THE PLANK FEBRUARY 28, 2007
Eli Lake is a good reporter, but his latest opinion piece in The New York Sun is seriously misguided. Lake is angry that liberal politicians and writers are voicing apologies for having supported the Iraq war:
What the apologists are asking for, if only by default, is a return to the amorality of detente and Realpolitik. Again, Iraq demonstrates this. In the decade before the Gulf War, when Saddam's torture state was a balance against Iran's ruling clerics, America sold grain credits to the regime after it cleansed more than 100,000 Kurds from the country's farmland in the north.
Lake goes on to chart many more "realist" policies that were harmful to the Iraqi people. Fair enough. And I also think it's fair to say that people who opposed the invasion did, "by default," support the status quo (although this is a tricky issue). But that doesn't mean Peter Beinart or John Kerry, both of whom Lake mentions, thought the status quo was a good thing. It just means they've come to the conclusion that it was the least bad choice when the alternative was war.

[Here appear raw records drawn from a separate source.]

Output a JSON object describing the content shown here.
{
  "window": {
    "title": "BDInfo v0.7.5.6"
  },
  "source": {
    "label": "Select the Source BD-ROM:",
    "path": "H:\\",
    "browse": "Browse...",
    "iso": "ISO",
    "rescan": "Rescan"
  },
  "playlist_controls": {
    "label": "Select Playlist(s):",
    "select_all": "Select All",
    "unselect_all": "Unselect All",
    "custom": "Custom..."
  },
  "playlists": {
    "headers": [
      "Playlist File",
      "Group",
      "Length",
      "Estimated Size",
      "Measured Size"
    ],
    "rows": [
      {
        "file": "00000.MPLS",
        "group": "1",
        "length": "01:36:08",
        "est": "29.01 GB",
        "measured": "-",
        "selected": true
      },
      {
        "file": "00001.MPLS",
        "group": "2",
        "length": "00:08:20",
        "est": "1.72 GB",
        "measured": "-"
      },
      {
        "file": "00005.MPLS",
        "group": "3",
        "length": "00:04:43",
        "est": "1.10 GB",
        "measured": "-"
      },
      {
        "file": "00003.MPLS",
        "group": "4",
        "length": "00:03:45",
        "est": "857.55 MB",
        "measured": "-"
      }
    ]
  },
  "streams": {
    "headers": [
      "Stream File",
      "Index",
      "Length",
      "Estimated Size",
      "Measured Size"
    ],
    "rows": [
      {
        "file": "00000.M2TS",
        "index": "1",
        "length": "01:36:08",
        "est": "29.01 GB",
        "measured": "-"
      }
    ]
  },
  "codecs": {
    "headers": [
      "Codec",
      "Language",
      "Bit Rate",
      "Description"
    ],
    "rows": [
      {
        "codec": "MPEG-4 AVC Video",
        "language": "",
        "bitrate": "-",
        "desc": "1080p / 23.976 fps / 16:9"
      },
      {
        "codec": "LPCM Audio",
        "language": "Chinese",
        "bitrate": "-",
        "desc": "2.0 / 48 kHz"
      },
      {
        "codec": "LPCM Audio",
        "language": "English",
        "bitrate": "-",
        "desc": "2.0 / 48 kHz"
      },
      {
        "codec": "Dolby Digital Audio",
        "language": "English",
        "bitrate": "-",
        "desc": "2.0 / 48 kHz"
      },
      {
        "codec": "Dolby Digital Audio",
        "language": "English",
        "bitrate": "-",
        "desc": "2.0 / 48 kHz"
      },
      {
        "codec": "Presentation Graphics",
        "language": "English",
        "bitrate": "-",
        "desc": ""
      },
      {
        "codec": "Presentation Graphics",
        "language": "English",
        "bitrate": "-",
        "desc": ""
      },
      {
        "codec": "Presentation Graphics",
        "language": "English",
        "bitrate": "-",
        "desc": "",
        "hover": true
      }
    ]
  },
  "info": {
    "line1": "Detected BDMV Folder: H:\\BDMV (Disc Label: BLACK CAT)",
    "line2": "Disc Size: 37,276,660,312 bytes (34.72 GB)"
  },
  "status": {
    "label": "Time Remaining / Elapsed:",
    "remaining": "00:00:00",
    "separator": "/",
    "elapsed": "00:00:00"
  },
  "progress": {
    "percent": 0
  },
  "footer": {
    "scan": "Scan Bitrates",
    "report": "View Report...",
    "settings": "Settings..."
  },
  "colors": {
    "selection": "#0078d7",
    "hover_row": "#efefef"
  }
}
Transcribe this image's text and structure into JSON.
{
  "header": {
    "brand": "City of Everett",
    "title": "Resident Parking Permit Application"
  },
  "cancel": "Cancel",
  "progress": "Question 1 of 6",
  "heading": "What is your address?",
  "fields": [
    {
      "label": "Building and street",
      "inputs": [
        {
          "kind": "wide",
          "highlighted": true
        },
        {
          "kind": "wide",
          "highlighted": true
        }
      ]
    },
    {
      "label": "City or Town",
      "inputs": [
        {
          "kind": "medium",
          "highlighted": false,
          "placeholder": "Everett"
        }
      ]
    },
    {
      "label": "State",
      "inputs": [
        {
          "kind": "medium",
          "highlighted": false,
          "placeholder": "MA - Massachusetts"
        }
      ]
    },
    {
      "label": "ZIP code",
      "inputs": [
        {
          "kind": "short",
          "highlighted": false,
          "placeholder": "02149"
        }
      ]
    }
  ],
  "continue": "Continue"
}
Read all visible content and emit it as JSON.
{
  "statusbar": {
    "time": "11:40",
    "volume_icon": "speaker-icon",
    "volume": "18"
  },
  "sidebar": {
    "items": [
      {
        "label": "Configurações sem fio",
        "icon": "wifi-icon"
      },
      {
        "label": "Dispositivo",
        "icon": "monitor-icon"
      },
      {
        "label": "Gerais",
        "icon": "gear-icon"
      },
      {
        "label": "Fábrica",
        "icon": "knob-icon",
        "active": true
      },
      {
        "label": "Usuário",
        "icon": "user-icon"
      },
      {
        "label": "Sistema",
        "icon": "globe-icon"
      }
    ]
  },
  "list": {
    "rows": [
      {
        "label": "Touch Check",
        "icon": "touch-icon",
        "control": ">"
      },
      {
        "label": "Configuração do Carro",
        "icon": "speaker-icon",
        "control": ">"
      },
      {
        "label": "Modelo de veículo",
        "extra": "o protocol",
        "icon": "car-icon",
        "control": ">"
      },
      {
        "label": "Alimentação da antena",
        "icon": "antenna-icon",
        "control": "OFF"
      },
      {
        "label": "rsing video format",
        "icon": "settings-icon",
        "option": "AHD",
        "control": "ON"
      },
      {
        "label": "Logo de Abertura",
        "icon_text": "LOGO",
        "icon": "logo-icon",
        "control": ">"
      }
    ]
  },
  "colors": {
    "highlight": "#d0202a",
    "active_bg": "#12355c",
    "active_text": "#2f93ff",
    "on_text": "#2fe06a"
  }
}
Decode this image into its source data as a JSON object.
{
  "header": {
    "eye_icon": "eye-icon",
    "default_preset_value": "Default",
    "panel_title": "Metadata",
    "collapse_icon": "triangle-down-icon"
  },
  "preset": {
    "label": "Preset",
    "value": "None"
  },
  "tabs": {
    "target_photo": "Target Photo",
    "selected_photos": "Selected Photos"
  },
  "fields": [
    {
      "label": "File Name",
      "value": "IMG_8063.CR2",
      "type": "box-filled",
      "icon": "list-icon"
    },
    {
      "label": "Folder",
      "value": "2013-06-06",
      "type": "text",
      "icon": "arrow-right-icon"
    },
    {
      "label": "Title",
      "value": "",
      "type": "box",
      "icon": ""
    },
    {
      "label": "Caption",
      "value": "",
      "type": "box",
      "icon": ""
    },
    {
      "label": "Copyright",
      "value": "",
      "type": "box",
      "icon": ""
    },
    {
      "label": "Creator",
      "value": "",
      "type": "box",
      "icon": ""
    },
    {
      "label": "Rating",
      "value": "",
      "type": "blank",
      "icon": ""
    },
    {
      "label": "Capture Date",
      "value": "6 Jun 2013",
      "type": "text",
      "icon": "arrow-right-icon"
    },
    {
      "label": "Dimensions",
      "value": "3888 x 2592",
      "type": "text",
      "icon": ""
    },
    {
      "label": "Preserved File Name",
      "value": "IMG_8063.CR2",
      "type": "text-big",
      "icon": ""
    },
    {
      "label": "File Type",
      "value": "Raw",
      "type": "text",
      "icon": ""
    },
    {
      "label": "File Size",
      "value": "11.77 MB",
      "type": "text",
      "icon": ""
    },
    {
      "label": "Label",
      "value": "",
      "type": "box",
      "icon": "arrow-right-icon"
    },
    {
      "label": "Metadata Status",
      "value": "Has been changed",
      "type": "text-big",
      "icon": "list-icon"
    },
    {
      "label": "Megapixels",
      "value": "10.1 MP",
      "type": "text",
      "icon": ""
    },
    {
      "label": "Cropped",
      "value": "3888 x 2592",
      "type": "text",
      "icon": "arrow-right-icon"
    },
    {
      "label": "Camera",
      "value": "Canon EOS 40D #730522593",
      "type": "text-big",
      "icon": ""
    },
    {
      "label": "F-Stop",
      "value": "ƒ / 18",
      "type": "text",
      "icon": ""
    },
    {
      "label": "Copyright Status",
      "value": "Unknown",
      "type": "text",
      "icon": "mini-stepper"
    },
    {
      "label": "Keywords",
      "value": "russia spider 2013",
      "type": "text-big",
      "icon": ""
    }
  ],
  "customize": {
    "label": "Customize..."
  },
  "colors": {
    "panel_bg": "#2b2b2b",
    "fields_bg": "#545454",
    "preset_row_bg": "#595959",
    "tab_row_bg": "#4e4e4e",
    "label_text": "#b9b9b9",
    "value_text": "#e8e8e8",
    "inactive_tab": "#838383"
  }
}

Moreover, there will be a lot of pressure, regardless of who wins the White House in 2008, to revert to a foreign policy grounded in Realpolitik. For people like Lake to criticize those who have come to oppose the war as automatically being in favor of such a shift will only deepen the rift between neocons and liberal internationalists, and right and left. The consequences of this will be even less trust, and even greater difficulty in finding policies that do away with both immoral "realism" and whatever you call the current disaster. Lake should stop hyperventilating if he really wants to prevent a return to the bad old days.